Home

Gerechtshof Arnhem-Leeuwarden, 25-02-2014, ECLI:NL:GHARL:2014:1501, 13/00687

Gerechtshof Arnhem-Leeuwarden, 25-02-2014, ECLI:NL:GHARL:2014:1501, 13/00687

Gegevens

Instantie
Gerechtshof Arnhem-Leeuwarden
Datum uitspraak
25 februari 2014
Datum publicatie
7 maart 2014
ECLI
ECLI:NL:GHARL:2014:1501
Zaaknummer
13/00687

Inhoudsindicatie

Wet WOZ. Heffingsambtenaar is gebonden aan verminderingsbeschikking.

Uitspraak

Afdeling belastingrecht

Locatie Arnhem

nummer 13/00687

uitspraakdatum: 25 februari 2014

Uitspraak van de derde meervoudige belastingkamer

op het hoger beroep van

[X] , wonende te [Z] (hierna: belanghebbende),

en

de heffingsambtenaar van de gemeente Zwolle (hierna: de heffingsambtenaar),

tegen de uitspraak van de rechtbank Overijssel van 15 mei 2013, nummer AWB ZWO 13/267, betreffende een beschikking op grond van de Wet waardering onroerende zaken (hierna: de Wet WOZ)

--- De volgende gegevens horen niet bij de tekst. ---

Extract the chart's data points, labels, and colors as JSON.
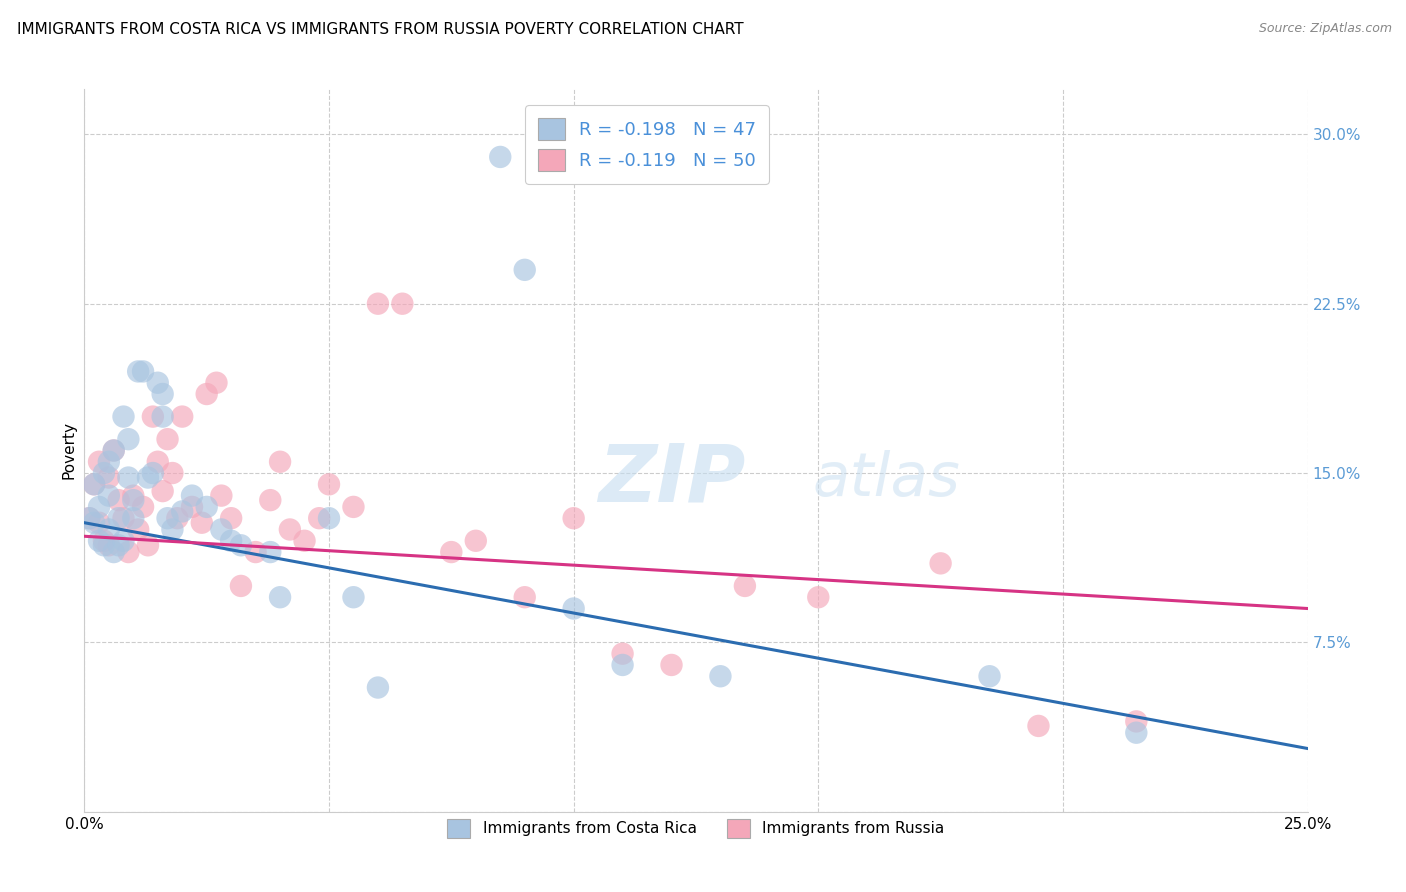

1 Ontstaan en loop van het geding

1.1.

De heffingsambtenaar heeft bij beschikking de waarde van de onroerende zaak [a-straat] 7 te [Z] (hierna: de onroerende zaak) voor het kalenderjaar 2012, naar de waardepeildatum 1 januari 2011, vastgesteld op € 221.000.

1.2.

De heffingsambtenaar heeft bij uitspraak op bezwaar van 12 december 2012 het bezwaar ongegrond verklaard.

1.3.

De heffingsambtenaar heeft de onder 1.1 genoemde waarde bij beschikking van 24 december 2012 verminderd tot € 208.000.

1.4.

Belanghebbende is tegen de uitspraak van de heffingsambtenaar in beroep gekomen bij de rechtbank Oost-Nederland. De rechtbank Overijssel (hierna: de Rechtbank) heeft - als opvolger van de rechtbank Oost-Nederland - het beroep bij uitspraak van 15 mei 2013 ongegrond verklaard.

1.5.

Belanghebbende heeft tegen de uitspraak van de Rechtbank hoger beroep ingesteld. De heffingsambtenaar heeft een verweerschrift ingediend.

1.6.

Tot de stukken van het geding behoren, naast de hiervoor vermelde stukken, het van de Rechtbank ontvangen dossier dat op deze zaak betrekking heeft alsmede alle stukken die nadien, al dan niet met bijlagen, door partijen in hoger beroep zijn overgelegd.

1.7.

Het onderzoek ter zitting heeft plaatsgevonden op 30 oktober 2013 te Arnhem. Daarbij zijn verschenen en gehoord belanghebbende en [A], als de gemachtigde van belanghebbende. De heffingsambtenaar is met kennisgeving aan het Hof niet verschenen.

1.8.

Van het verhandelde ter zitting is een proces-verbaal opgemaakt dat aan deze uitspraak is gehecht.

1.9.

Belanghebbende heeft ter zitting van het Hof een kopie van de beschikking van 24 december 2012 (zie 1.3.) overgelegd, welk stuk niet eerder door één der partijen is ingebracht. Daar het een op de zaak betrekking hebbend stuk betreft en de heffingsambtenaar het derhalve ingevolge artikel 8:42 Algemene wet bestuursrecht had moeten inbrengen, rekent het Hof dit stuk tot de stukken van het geding. Een kopie van het stuk is aan deze uitspraak gehecht.

2 Feiten

2.1.

Belanghebbende is eigenaar en gebruiker van de onroerende zaak. Het betreft een hoekwoning uit 1979 met een aangebouwde garage, gelegen op een perceel van 176 m².

2.2.

De heffingsambtenaar heeft de onder 1.1 genoemde waarde bij beschikking van 24 december 2012 verminderd tot € 208.000.

3 Geschil

3.1.

In geschil is de waarde van de onroerende zaak op de waardepeildatum.

3.2.

Belanghebbende staat een waarde voor van € 208.000.

3.3.

De heffingsambtenaar verdedigt de vastgestelde waarde van € 221.000 en stelt dat de onder 2.2 genoemde vermindering van de waarde tot € 208.000 een administratieve fout betreft.